Gosh, does that mean that wonderful Eddie Stobart puts up his impeccable lorry drivers in hotels overnight? Surely he doesn't encourage them to break the law and sleep in their cabs .....? 

Dave


----------



## passionwagon (Nov 13, 2005)

*wildcampingetc*

:?: What law says it is illegal to sleep/camp in vehicle in layby-some counties e.g. Devon and Cornwall have a local bylaw and many authorities have such a designation for their parking but it must be stated on the posted regulations. However would be very interesting to go before the parking ajudicator saying you were only parked and resting-assuming no chairs out or dish searching the skies! Wording can be 
*no overnight camping or parking*

In Denmark last year a very friendly town police officer when we were parked asked if we were camping-no I said. He then indicated that camping is when the step is out even if parking, but keep it in and you can sleep the night!!! No eating outside though.Caravan beside us had no car and stabilisers out he gave them a ticket !
Denmark also has a system called Quickstop Camping (yes in english) where you can stop on camp sites from 2000 until 1000 next day. Many reception open until 2200 some 2300--at reduced rate . 
Info at *www.dk-camp.dk*

Pip pip :twisted:


----------



## gutlessyogi (May 1, 2005)

dave,
I don't think any Eddie Stobart drivers or any other HGV drivers do sleep on the highway. They tend to bed down in service areas.


----------



## Boff (May 10, 2005)

gutlessyogi said:


> I understand it is technically illegal to sleep in a vehicle on the public highway anywhere in England (not sure about Scotland or wales or NI)...


Hi,

that would be new for me. Can you provide more information (which act etc.) so that I can verify that?
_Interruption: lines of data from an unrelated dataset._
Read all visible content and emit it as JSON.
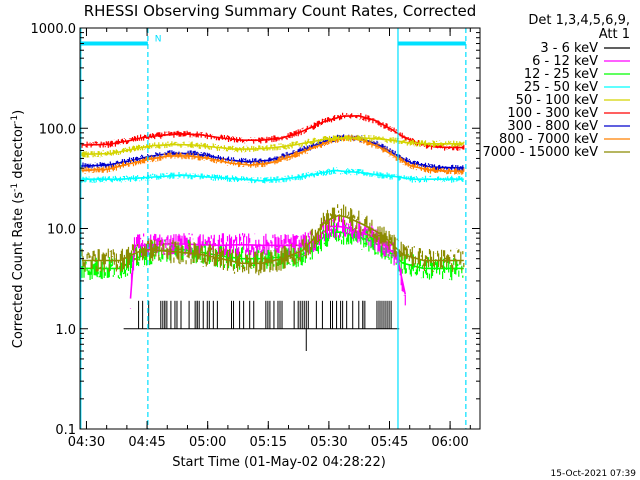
{
  "chart_data": {
    "type": "line",
    "title": "RHESSI Observing Summary Count Rates, Corrected",
    "xlabel": "Start Time (01-May-02 04:28:22)",
    "ylabel": "Corrected Count Rate (s",
    "ylabel_sup1": "-1",
    "ylabel_mid": " detector",
    "ylabel_sup2": "-1",
    "ylabel_end": ")",
    "yscale": "log",
    "xlim_minutes": [
      0,
      99
    ],
    "ylim": [
      0.1,
      1000
    ],
    "x_ticks": [
      {
        "label": "04:30",
        "minute": 1.6
      },
      {
        "label": "04:45",
        "minute": 16.6
      },
      {
        "label": "05:00",
        "minute": 31.6
      },
      {
        "label": "05:15",
        "minute": 46.6
      },
      {
        "label": "05:30",
        "minute": 61.6
      },
      {
        "label": "05:45",
        "minute": 76.6
      },
      {
        "label": "06:00",
        "minute": 91.6
      }
    ],
    "y_ticks": [
      {
        "label": "1000.0",
        "value": 1000
      },
      {
        "label": "100.0",
        "value": 100
      },
      {
        "label": "10.0",
        "value": 10
      },
      {
        "label": "1.0",
        "value": 1
      },
      {
        "label": "0.1",
        "value": 0.1
      }
    ],
    "legend_header": [
      "Det 1,3,4,5,6,9,",
      "Att 1"
    ],
    "legend_placement": "right",
    "night_boundaries_minutes": [
      0.2,
      16.8,
      78.7,
      95.5
    ],
    "saa_segments_minutes": [
      [
        0.2,
        16.8
      ],
      [
        78.7,
        95.5
      ]
    ],
    "annotation": {
      "text": "N",
      "minute": 18.5,
      "value": 730
    },
    "series": [
      {
        "name": "3 - 6 keV",
        "color": "#000000",
        "kind": "spiky",
        "points": [
          [
            10.8,
            1.0
          ],
          [
            12.5,
            1.0
          ],
          [
            13.8,
            1.0
          ],
          [
            14.5,
            1.9
          ],
          [
            15.5,
            1.0
          ],
          [
            17,
            1.9
          ],
          [
            19,
            1.0
          ],
          [
            21,
            1.9
          ],
          [
            23,
            1.0
          ],
          [
            25,
            1.9
          ],
          [
            27,
            1.0
          ],
          [
            29,
            1.9
          ],
          [
            31,
            1.0
          ],
          [
            33,
            1.9
          ],
          [
            35,
            1.0
          ],
          [
            40,
            1.0
          ],
          [
            42,
            1.9
          ],
          [
            43,
            1.0
          ],
          [
            50,
            1.0
          ],
          [
            52,
            1.0
          ],
          [
            54,
            1.9
          ],
          [
            55,
            1.0
          ],
          [
            56,
            0.6
          ],
          [
            57,
            1.0
          ],
          [
            60,
            1.0
          ],
          [
            62,
            1.9
          ],
          [
            64,
            1.0
          ],
          [
            66,
            1.9
          ],
          [
            68,
            1.0
          ],
          [
            70,
            1.9
          ],
          [
            72,
            1.0
          ],
          [
            74,
            1.9
          ],
          [
            76,
            1.0
          ],
          [
            79,
            1.0
          ]
        ]
      },
      {
        "name": "6 - 12 keV",
        "color": "#ff00ff",
        "kind": "band",
        "points": [
          [
            12.5,
            2.0
          ],
          [
            13.5,
            6.8
          ],
          [
            16,
            6.8
          ],
          [
            20,
            7.0
          ],
          [
            25,
            7.0
          ],
          [
            30,
            6.9
          ],
          [
            35,
            6.8
          ],
          [
            40,
            6.9
          ],
          [
            45,
            6.8
          ],
          [
            50,
            6.8
          ],
          [
            55,
            6.8
          ],
          [
            58,
            7.5
          ],
          [
            60,
            9.0
          ],
          [
            62,
            10.5
          ],
          [
            64,
            10.5
          ],
          [
            66,
            10.2
          ],
          [
            68,
            9.5
          ],
          [
            70,
            9.0
          ],
          [
            72,
            8.5
          ],
          [
            74,
            7.5
          ],
          [
            76,
            6.5
          ],
          [
            78,
            5.5
          ],
          [
            79,
            4.2
          ],
          [
            80.5,
            2.2
          ]
        ]
      },
      {
        "name": "12 - 25 keV",
        "color": "#00ff00",
        "kind": "band",
        "points": [
          [
            0.5,
            4.0
          ],
          [
            5,
            4.0
          ],
          [
            10,
            4.0
          ],
          [
            13,
            4.8
          ],
          [
            16,
            5.5
          ],
          [
            20,
            6.0
          ],
          [
            25,
            6.2
          ],
          [
            30,
            5.8
          ],
          [
            35,
            5.3
          ],
          [
            40,
            5.0
          ],
          [
            45,
            5.0
          ],
          [
            50,
            5.2
          ],
          [
            55,
            5.5
          ],
          [
            58,
            6.5
          ],
          [
            60,
            8.0
          ],
          [
            62,
            9.0
          ],
          [
            64,
            9.2
          ],
          [
            66,
            9.0
          ],
          [
            68,
            8.5
          ],
          [
            70,
            8.0
          ],
          [
            72,
            7.5
          ],
          [
            74,
            6.8
          ],
          [
            76,
            6.0
          ],
          [
            78,
            5.2
          ],
          [
            80,
            4.5
          ],
          [
            85,
            4.0
          ],
          [
            90,
            4.0
          ],
          [
            95,
            4.0
          ]
        ]
      },
      {
        "name": "25 - 50 keV",
        "color": "#00ffff",
        "kind": "band",
        "points": [
          [
            0.5,
            31
          ],
          [
            10,
            31
          ],
          [
            15,
            32
          ],
          [
            20,
            33
          ],
          [
            25,
            34
          ],
          [
            30,
            33
          ],
          [
            35,
            32
          ],
          [
            40,
            31
          ],
          [
            45,
            30
          ],
          [
            50,
            31
          ],
          [
            55,
            33
          ],
          [
            60,
            36
          ],
          [
            63,
            38
          ],
          [
            66,
            37
          ],
          [
            70,
            36
          ],
          [
            74,
            34
          ],
          [
            78,
            33
          ],
          [
            82,
            31
          ],
          [
            88,
            31
          ],
          [
            95,
            31
          ]
        ]
      },
      {
        "name": "50 - 100 keV",
        "color": "#d4d400",
        "kind": "band",
        "points": [
          [
            0.5,
            55
          ],
          [
            8,
            56
          ],
          [
            13,
            62
          ],
          [
            18,
            67
          ],
          [
            23,
            69
          ],
          [
            28,
            68
          ],
          [
            33,
            65
          ],
          [
            38,
            62
          ],
          [
            43,
            62
          ],
          [
            48,
            64
          ],
          [
            53,
            68
          ],
          [
            57,
            73
          ],
          [
            61,
            78
          ],
          [
            65,
            80
          ],
          [
            69,
            80
          ],
          [
            73,
            79
          ],
          [
            77,
            76
          ],
          [
            81,
            72
          ],
          [
            86,
            70
          ],
          [
            90,
            70
          ],
          [
            95,
            70
          ]
        ]
      },
      {
        "name": "100 - 300 keV",
        "color": "#ff0000",
        "kind": "band",
        "points": [
          [
            0.5,
            68
          ],
          [
            7,
            69
          ],
          [
            12,
            75
          ],
          [
            15,
            80
          ],
          [
            20,
            85
          ],
          [
            25,
            88
          ],
          [
            30,
            86
          ],
          [
            35,
            80
          ],
          [
            40,
            76
          ],
          [
            45,
            76
          ],
          [
            50,
            80
          ],
          [
            55,
            93
          ],
          [
            60,
            115
          ],
          [
            65,
            132
          ],
          [
            69,
            133
          ],
          [
            73,
            120
          ],
          [
            77,
            98
          ],
          [
            80,
            82
          ],
          [
            84,
            70
          ],
          [
            88,
            65
          ],
          [
            95,
            64
          ]
        ]
      },
      {
        "name": "300 - 800 keV",
        "color": "#0000cc",
        "kind": "band",
        "points": [
          [
            0.5,
            42
          ],
          [
            7,
            43
          ],
          [
            12,
            47
          ],
          [
            17,
            52
          ],
          [
            22,
            56
          ],
          [
            27,
            56
          ],
          [
            32,
            53
          ],
          [
            37,
            48
          ],
          [
            42,
            46
          ],
          [
            47,
            48
          ],
          [
            52,
            55
          ],
          [
            57,
            65
          ],
          [
            62,
            78
          ],
          [
            66,
            82
          ],
          [
            70,
            78
          ],
          [
            74,
            68
          ],
          [
            78,
            55
          ],
          [
            82,
            45
          ],
          [
            87,
            41
          ],
          [
            95,
            40
          ]
        ]
      },
      {
        "name": "800 - 7000 keV",
        "color": "#ff8000",
        "kind": "band",
        "points": [
          [
            0.5,
            38
          ],
          [
            7,
            39
          ],
          [
            12,
            44
          ],
          [
            17,
            49
          ],
          [
            22,
            53
          ],
          [
            27,
            53
          ],
          [
            32,
            50
          ],
          [
            37,
            45
          ],
          [
            42,
            43
          ],
          [
            47,
            45
          ],
          [
            52,
            52
          ],
          [
            57,
            62
          ],
          [
            62,
            75
          ],
          [
            66,
            80
          ],
          [
            70,
            76
          ],
          [
            74,
            65
          ],
          [
            78,
            52
          ],
          [
            82,
            42
          ],
          [
            87,
            38
          ],
          [
            95,
            37
          ]
        ]
      },
      {
        "name": "7000 - 15000 keV",
        "color": "#8b8b00",
        "kind": "band",
        "points": [
          [
            0.5,
            4.8
          ],
          [
            5,
            4.8
          ],
          [
            10,
            4.8
          ],
          [
            13,
            5.5
          ],
          [
            16,
            6.2
          ],
          [
            20,
            6.0
          ],
          [
            25,
            5.8
          ],
          [
            30,
            5.5
          ],
          [
            35,
            5.0
          ],
          [
            40,
            4.5
          ],
          [
            45,
            4.5
          ],
          [
            50,
            5.0
          ],
          [
            55,
            6.0
          ],
          [
            58,
            8.0
          ],
          [
            60,
            11.0
          ],
          [
            62,
            12.5
          ],
          [
            64,
            13.5
          ],
          [
            66,
            13.0
          ],
          [
            68,
            12.0
          ],
          [
            70,
            11.0
          ],
          [
            72,
            10.0
          ],
          [
            74,
            9.0
          ],
          [
            76,
            7.8
          ],
          [
            78,
            6.5
          ],
          [
            80,
            5.5
          ],
          [
            85,
            4.8
          ],
          [
            90,
            4.8
          ],
          [
            95,
            4.8
          ]
        ]
      }
    ]
  },
  "footer_timestamp": "15-Oct-2021 07:39"
}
To my knowledge it is just *not illegal* to sleep in a vehicle, as long as the vehicle is parked at a place and time where it may legally park there.

Best Regards,
Gerhard


----------



## Scotjimland (May 23, 2005)

gutlessyogi said:


> dave,
> I don't think any Eddie Stobart drivers or any other HGV drivers do sleep on the highway. They tend to bed down in service areas.
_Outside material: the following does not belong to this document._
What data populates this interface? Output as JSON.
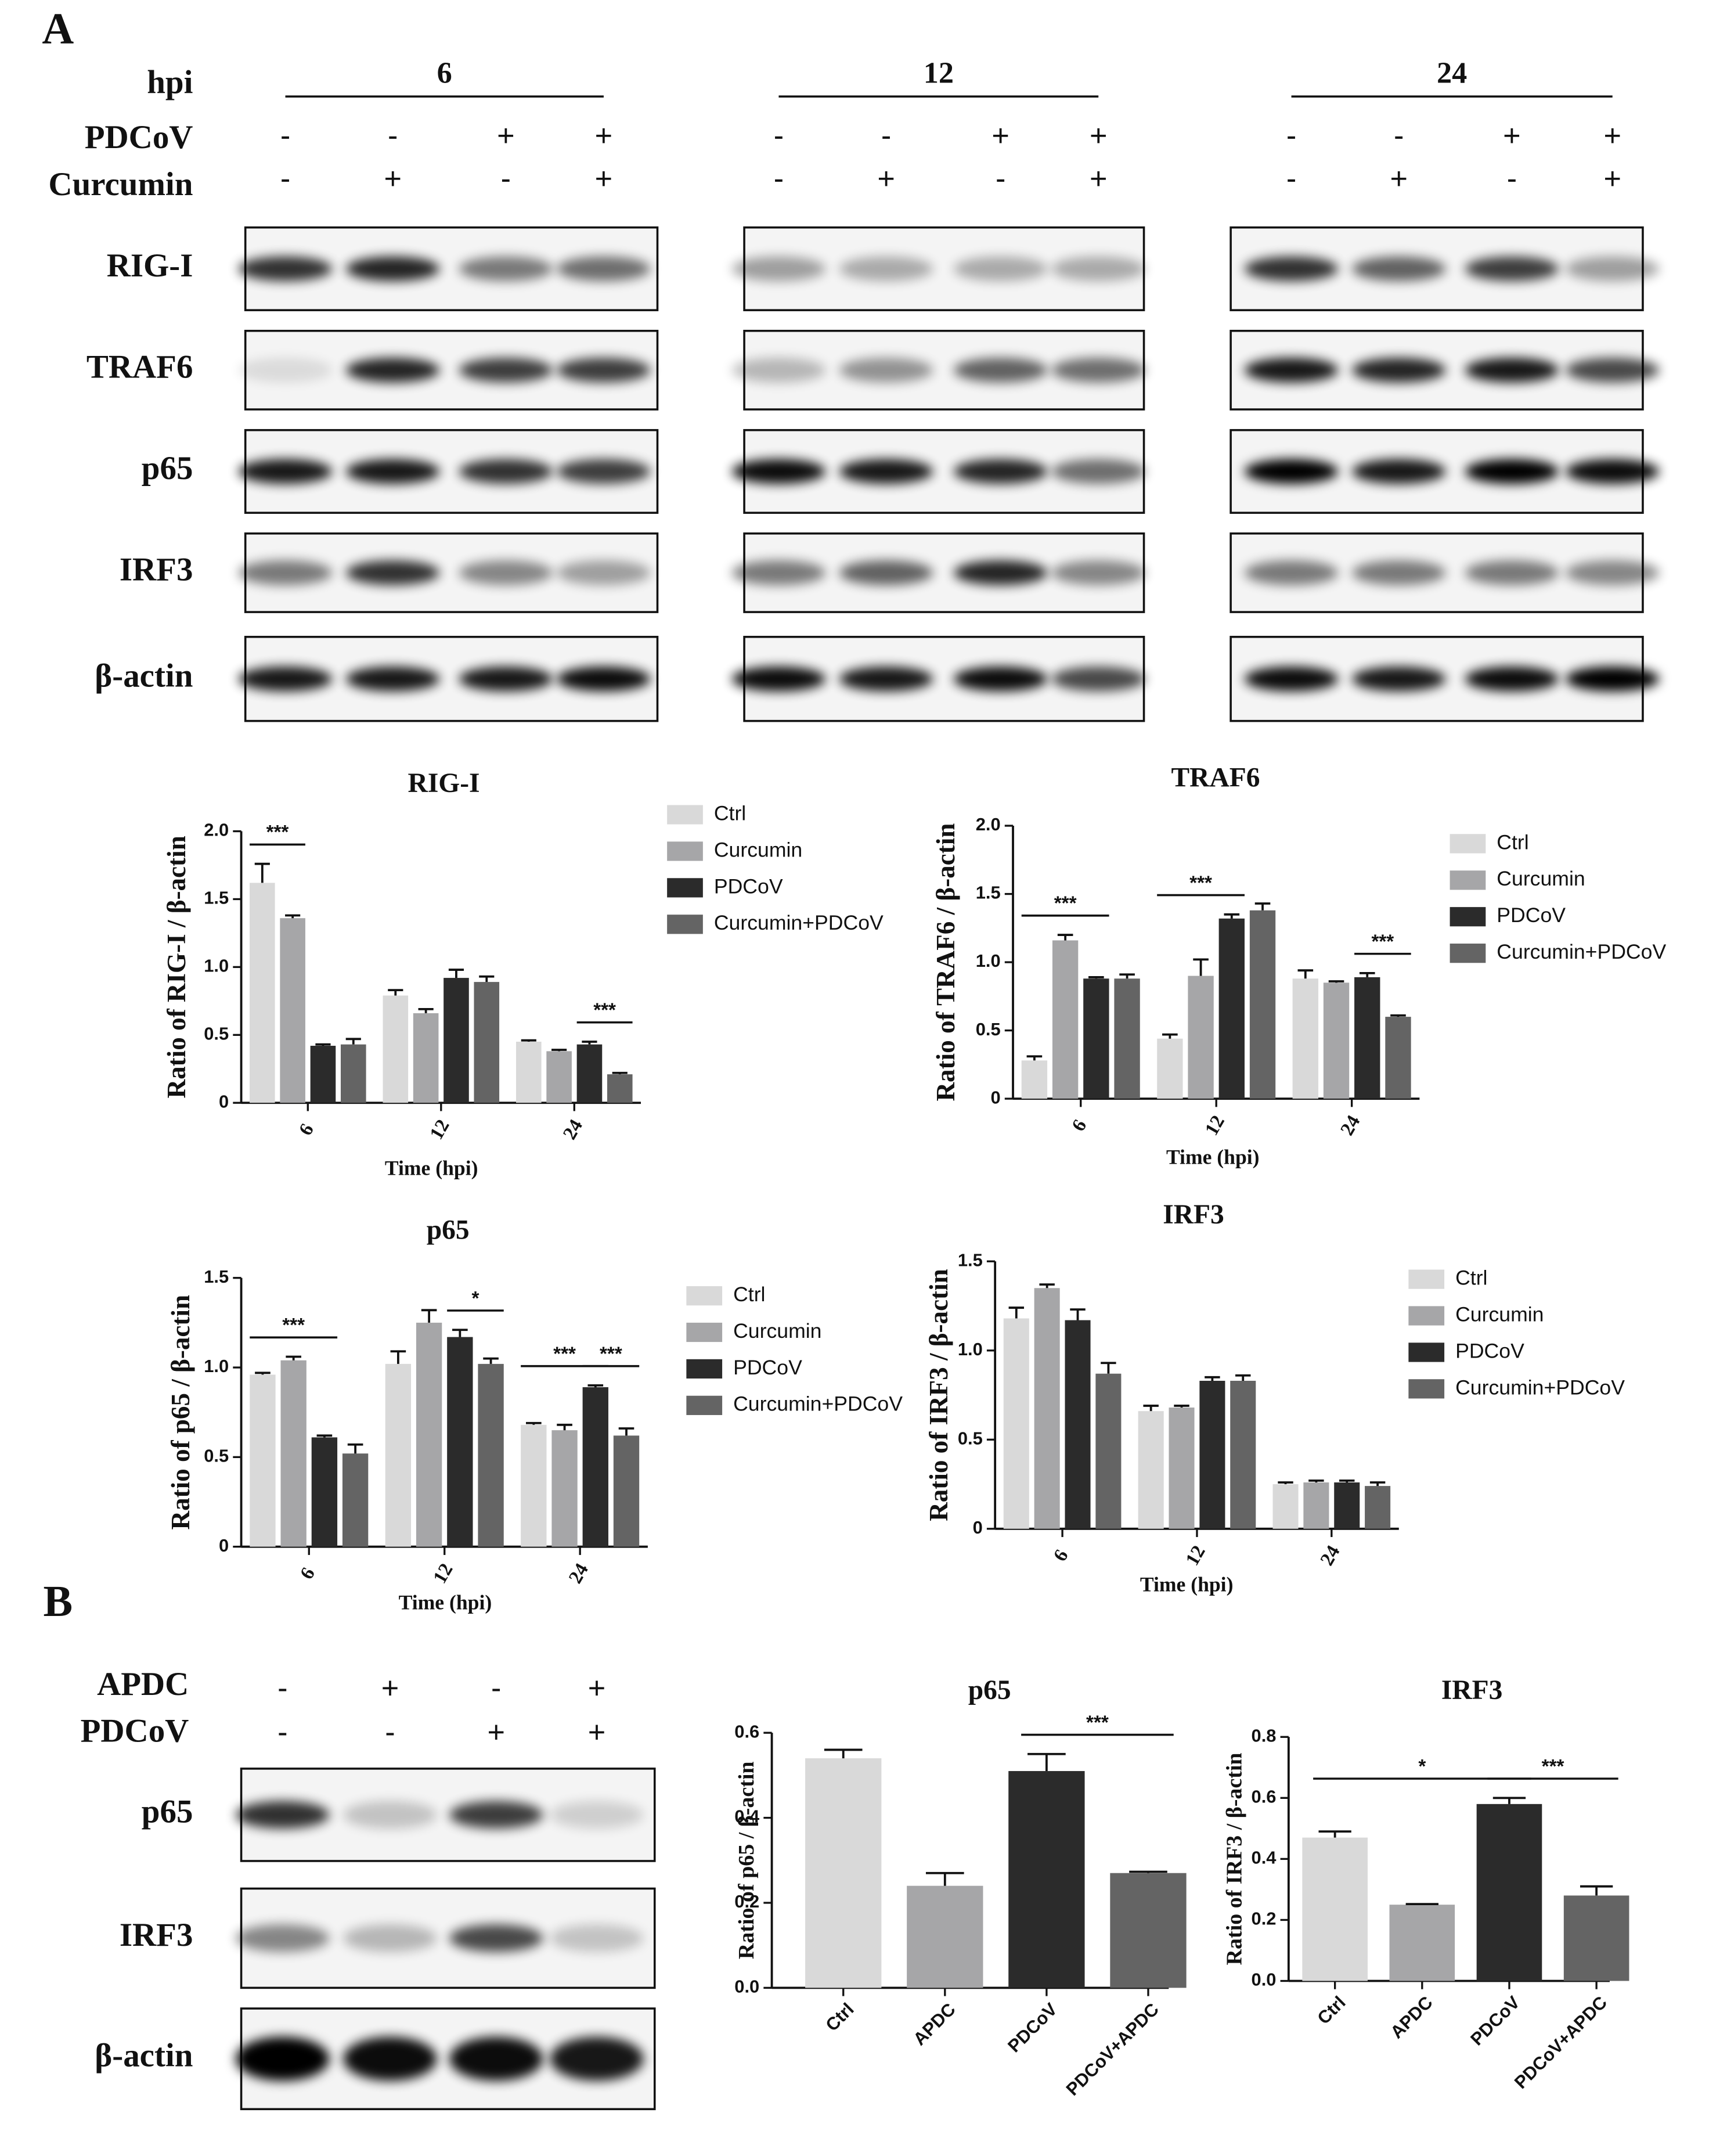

You haven't seen the A12 or A13 laybys at 5 30 am.. full of overnight HGVs

Boff wrote:


> To my knowledge it is just not illegal to sleep in a vehicle, as long as the vehicle is parked at a place and time where it may legally park there.


Correct


----------



## gutlessyogi (May 1, 2005)

I keep getting conflicting views on this issue and I have been asking the question of lawyers, policement and uncle tom cobbly for a few years. The highway code does not cover it. Today a legal chum suggested it would be covered by local byelaws and so not appear in statute or THC. I have written to the RAC legal beagles to see if they have a view which I will post here when I get it.


----------



## 97339 (Jan 18, 2006)

We always "wild camp" in Scotland., staying two or three nights in each place. Usually in the middle of nowhere, certainly never where there are" no camping" signs. We wouldn't consider staying in a layby as wild camping and wouldn't want to do it.
In England, it's a bit more difficult and we tend to just opt for CL's, although finding the basic ones with no electrics is becoming increasingly difficult. 
OK, if you are on your way somewhere and just want to pull over for the night, then that's different. As long as you don't look like you are a permanent fixture, then I think this should be allowed. I agree, when hoardes of motorhomes are gathered in one spot for days on end, it is not beneficial to anyone and we certainly wonder why anyone would want to be in such close proximity to each other.


----------